The action implications should be plain. Go for quality of friendships rather than quantity. Do not spend an average amount of time with all friends. Spend your time and emotional energy reinforcing and deepening the relationships that are most vital to you. Do not see people just because you've got in the habit of meeting and reciprocating invitations.

Yet there is another crucial wrinkle, to do with the chronology of relationships in our lives. It turns out that our capacity for close relationships is far from infinite. There is another trade-off between quality and quantity that we should heed.

The Village Theory

Anthropologists stress that the number of exhilarating and potent personal relationships we can establish is limited. Apparently, the common pattern of people in any society is to have two vitally important childhood friends, two vital adult friends, and two 'advisers' whom we rely on heavily, such as a priest, doctor, or counsellor. Typically there are also two powerful sexual partners who eclipse the others. Most commonly, we fall in love only once, and there is one member of our family whom we love above all others. The number of really significant personal relationships is low, and it is remarkably similar for everyone, regardless of their location, sophistication, or culture.

This has led to the 'village theory'. In an African village, all these relationships happen within a few hundred metres, and they are often formed within a short period of time. For modern people, these relationships may be spread all over the planet and over a whole lifetime. Still, the relationships constitute a 'village' that we each have in our heads.

And once the slots are filled, they're filled forever.

The anthropologists say that if you have too much experience, or too many close friends, too early, you exhaust your capacity for further deep relationships. This may explain the superficiality often observed in those whose profession or circumstances force them to have a great number of relationships, such as salespeople, interviewers, 'celebrities', or those who move frequently from one country or region to another.

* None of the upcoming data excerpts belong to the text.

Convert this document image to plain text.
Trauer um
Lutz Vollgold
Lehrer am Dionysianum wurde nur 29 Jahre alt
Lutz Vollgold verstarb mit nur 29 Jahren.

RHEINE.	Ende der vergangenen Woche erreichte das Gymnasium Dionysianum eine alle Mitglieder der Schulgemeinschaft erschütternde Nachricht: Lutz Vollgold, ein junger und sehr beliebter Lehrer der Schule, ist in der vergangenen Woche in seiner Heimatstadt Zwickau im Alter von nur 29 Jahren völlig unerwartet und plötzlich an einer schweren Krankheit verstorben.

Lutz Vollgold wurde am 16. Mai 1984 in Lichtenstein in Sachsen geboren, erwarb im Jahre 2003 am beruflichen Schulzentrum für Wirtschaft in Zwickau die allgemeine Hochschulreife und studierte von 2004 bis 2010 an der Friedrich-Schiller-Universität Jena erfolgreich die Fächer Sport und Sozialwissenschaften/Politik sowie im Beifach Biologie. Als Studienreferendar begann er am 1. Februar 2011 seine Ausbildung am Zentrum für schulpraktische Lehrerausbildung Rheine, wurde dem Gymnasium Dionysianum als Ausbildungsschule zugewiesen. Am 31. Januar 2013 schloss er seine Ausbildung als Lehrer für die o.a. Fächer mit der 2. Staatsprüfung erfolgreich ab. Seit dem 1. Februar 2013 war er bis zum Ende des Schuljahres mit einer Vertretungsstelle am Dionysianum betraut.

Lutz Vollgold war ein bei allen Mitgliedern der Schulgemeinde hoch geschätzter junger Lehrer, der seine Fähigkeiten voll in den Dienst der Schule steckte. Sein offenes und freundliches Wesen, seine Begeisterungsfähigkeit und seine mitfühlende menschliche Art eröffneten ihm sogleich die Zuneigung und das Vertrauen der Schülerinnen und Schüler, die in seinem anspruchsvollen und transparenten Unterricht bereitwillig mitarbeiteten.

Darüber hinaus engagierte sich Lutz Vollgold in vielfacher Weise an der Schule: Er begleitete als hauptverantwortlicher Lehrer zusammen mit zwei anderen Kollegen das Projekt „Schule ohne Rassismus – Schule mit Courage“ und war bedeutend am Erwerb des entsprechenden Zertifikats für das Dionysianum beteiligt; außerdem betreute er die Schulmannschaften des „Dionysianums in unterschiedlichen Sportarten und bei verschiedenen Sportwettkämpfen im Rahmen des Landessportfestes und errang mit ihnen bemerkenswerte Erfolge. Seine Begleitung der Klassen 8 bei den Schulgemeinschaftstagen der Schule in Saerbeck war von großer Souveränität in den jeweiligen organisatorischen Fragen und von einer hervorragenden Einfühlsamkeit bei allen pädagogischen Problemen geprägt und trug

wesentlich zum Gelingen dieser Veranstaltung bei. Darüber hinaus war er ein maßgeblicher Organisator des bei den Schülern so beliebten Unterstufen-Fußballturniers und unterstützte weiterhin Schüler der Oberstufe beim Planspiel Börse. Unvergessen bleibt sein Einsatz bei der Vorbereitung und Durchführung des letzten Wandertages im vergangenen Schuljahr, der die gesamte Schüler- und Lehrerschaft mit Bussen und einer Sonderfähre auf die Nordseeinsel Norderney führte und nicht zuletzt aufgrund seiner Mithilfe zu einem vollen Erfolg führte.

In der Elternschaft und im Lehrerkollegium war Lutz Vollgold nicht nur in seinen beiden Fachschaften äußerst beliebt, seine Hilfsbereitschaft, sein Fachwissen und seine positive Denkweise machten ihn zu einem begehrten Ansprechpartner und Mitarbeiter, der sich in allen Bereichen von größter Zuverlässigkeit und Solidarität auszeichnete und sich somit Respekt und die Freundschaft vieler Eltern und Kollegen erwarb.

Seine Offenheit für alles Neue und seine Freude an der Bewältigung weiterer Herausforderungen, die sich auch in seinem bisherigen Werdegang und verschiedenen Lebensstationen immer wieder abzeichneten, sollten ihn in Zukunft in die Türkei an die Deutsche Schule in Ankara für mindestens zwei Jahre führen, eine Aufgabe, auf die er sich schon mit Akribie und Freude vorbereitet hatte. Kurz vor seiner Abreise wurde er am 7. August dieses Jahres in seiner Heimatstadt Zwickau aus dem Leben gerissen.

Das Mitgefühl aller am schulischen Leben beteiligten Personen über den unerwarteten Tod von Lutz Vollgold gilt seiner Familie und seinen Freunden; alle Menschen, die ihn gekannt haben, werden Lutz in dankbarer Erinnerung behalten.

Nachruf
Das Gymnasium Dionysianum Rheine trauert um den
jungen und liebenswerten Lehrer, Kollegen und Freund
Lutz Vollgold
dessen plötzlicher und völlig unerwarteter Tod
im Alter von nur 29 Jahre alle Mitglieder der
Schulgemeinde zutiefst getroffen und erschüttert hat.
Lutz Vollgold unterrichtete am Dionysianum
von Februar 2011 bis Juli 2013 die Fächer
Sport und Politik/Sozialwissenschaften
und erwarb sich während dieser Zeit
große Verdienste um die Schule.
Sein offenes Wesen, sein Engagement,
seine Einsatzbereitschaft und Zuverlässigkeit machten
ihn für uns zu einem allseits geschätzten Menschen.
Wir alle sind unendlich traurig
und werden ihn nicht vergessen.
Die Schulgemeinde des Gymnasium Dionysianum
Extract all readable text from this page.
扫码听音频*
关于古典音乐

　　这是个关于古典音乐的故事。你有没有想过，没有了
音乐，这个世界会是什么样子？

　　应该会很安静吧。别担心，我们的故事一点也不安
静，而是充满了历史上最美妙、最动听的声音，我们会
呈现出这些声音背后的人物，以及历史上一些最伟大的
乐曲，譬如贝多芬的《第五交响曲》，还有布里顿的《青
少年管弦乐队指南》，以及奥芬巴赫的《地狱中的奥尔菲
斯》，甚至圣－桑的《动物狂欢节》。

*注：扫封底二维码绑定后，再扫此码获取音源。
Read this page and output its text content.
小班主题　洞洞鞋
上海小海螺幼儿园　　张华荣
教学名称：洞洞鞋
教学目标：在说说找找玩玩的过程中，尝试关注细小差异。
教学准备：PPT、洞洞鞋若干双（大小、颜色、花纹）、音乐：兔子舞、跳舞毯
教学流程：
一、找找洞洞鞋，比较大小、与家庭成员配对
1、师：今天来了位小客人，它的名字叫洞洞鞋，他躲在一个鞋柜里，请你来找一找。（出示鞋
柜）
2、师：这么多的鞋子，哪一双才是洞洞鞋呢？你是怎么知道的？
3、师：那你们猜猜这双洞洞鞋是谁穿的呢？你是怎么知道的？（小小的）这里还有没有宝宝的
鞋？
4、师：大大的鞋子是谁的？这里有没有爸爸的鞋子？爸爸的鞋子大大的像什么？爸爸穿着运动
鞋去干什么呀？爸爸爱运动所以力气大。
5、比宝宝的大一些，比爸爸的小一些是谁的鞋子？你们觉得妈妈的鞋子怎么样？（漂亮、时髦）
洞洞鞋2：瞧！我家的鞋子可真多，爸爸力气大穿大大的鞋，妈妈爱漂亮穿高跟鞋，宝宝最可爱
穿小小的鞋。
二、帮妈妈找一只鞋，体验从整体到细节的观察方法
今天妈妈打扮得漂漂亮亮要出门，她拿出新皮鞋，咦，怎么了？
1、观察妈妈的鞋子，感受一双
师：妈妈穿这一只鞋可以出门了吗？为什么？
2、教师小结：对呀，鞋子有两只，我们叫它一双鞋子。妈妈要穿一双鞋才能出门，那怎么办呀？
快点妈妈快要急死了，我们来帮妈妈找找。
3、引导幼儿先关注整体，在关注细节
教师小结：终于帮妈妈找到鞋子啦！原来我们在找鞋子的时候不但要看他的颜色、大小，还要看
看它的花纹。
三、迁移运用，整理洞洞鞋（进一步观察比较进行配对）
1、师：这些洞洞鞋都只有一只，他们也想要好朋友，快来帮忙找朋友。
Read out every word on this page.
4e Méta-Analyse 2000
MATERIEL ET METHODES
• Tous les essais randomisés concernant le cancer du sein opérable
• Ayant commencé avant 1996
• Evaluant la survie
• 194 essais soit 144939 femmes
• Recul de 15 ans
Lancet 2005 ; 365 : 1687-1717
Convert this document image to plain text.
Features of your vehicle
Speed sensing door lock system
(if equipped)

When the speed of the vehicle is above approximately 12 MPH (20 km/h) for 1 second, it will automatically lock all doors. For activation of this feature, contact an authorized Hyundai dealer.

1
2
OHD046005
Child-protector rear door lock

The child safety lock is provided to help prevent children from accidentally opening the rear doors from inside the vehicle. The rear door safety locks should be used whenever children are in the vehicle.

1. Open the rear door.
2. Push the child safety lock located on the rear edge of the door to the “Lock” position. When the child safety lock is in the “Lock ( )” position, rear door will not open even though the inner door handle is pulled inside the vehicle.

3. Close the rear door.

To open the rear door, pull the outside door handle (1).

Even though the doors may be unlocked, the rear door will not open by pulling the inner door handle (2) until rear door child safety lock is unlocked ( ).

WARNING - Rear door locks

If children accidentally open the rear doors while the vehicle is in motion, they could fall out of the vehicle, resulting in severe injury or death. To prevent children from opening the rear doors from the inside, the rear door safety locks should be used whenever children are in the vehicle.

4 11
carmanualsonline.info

J G Ballard quotes a rehabilitation project in California for young women who had mixed with criminals. The women were no more than 20 or 21 and had had a rough life. The project introduced them to middle-class volunteers, people of goodwill and education who befriended the girls and invited them into their homes.

Many of the subjects had been married at an incredibly early age. Many had had their first children at 13 or 14. Some had been married or the equivalent three times by the time they reached 20. It was not unusual for the girls to have hundreds of lovers or to have had close relationships and children with men who were then shot dead or jailed. They'd been through everything - relationships, motherhood, breakups, and bereavements - experiencing the whole gamut of human experience while still in their teens.

Do you think it would be wonderful and calming for these unfortunate girls to experience a different kind of life, where people wanted to take a genuine interest in them and to give to them rather than abuse them?

Well, think again. The project was a total fiasco. Why? The women were incapable of forming any new deep relationships. They were all used up. Their relationship slots had been filled, forever.

This sad story is salutary. It also fits with the 80/20 principle - a small number of relationships will account for a large proportion of emotional value.

Fill your relationship slots with extreme care and not too early! Leave room to have one or two wonderful relationships in later life.

Without relationships we are either dead to the world - or dead. Although banal, this is true. Our friendships are at the heart of our lives, and help to determine who we are, and how happy and successful we will be. But quantity is the enemy of quality. We can only define and extend our individuality via deep friendship and collaboration with a few other people.

Yet most of us don't spend enough time or give enough attention to our true best friends. If I have persuaded you of that, do something about it. By making a few simple and congenial changes to the time you give your friends, you may hugely increase your happiness and that of the people around you.